My R code currently involves looping through a list of .xlsm files, transforming the data within each sheet through function and then output the files as a set of .xlsx files. Suppose my Filelist consists of only 2 files i.e. Filelist = c("aaa.xlsm", "bbb.xlsm"), my current code, stated below, will output the .xlsx files with file names "aaa.xlsm.xlsx" and "bbb.xlsm.xlsx" respectively.
Filelist <- list.files(pattern = ".xlsm$") #extract list of files from folder that end with xlsm
lapply(Filelist, function(i) {
df1 <- read_excel(i, sheet = "Trial1")
df2 <- read_excel(i, sheet = "Trial2")
df3 <- read_excel(i, sheet = "Trial3")
df4 <- read_excel(i, sheet = "Trial4")
write.xlsx(list(df1, df2, df3, df4), file = paste0('Out', i, '.xlsx'),
sheetName = c("df1", "df2", "df3", "df4"))})

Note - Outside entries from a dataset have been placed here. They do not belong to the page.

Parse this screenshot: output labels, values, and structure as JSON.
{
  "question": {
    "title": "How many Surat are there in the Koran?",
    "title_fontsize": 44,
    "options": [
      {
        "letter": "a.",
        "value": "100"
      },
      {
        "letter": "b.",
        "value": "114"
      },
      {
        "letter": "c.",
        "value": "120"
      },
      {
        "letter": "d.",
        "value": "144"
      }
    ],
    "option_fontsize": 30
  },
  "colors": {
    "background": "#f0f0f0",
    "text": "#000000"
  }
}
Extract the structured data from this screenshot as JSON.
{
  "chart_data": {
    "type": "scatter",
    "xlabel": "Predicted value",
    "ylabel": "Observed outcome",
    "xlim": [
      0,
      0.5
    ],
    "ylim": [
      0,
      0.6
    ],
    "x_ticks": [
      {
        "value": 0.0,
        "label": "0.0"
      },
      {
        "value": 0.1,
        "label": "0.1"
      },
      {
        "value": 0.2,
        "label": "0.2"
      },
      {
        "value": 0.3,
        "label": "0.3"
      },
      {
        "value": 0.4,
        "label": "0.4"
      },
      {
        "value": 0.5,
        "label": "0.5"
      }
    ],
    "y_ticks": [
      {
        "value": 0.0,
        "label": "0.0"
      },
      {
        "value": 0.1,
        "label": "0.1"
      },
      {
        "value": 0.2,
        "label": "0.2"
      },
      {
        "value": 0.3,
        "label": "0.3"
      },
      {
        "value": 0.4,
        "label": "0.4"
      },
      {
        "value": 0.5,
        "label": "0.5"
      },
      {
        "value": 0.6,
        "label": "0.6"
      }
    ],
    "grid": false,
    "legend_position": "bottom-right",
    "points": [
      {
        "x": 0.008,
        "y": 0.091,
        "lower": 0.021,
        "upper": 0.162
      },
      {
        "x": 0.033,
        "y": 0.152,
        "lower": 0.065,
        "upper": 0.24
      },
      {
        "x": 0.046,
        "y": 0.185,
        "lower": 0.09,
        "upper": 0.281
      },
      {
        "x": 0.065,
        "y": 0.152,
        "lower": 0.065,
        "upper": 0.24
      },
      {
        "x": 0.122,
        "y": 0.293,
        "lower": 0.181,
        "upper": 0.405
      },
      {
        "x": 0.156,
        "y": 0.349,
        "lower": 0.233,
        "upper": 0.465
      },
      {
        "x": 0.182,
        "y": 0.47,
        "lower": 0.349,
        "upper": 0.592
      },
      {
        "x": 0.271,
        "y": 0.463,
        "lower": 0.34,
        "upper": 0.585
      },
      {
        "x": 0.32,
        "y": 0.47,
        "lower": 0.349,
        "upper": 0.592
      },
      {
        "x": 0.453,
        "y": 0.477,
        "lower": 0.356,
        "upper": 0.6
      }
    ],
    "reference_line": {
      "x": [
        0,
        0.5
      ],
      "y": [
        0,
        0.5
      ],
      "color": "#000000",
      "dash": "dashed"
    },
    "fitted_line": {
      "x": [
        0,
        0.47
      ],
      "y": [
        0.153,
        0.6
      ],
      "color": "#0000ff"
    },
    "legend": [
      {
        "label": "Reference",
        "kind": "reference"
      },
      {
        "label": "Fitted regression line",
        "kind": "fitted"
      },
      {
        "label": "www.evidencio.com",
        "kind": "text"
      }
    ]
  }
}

How can I output the files as "aaa.xlsx" and "bbb.xlsx" instead? I understand that I can use the function file.rename after the .xlsx files have been output with the wrong names but I cannot seem to get the right syntax for this.
Filename <- list.files(pattern = ".xlsm.xlsx$")
Newname <- sub("^xlsm.xlsx$", "xlsx", Filename)
file.rename(Filename, Newname)
You could use tools::file_path_sans_ext and add the extension to generate the name directly:
paste0(tools::file_path_sans_ext("aaa.xlm"), ".xlsx")
#> [1] "aaa.xlsx"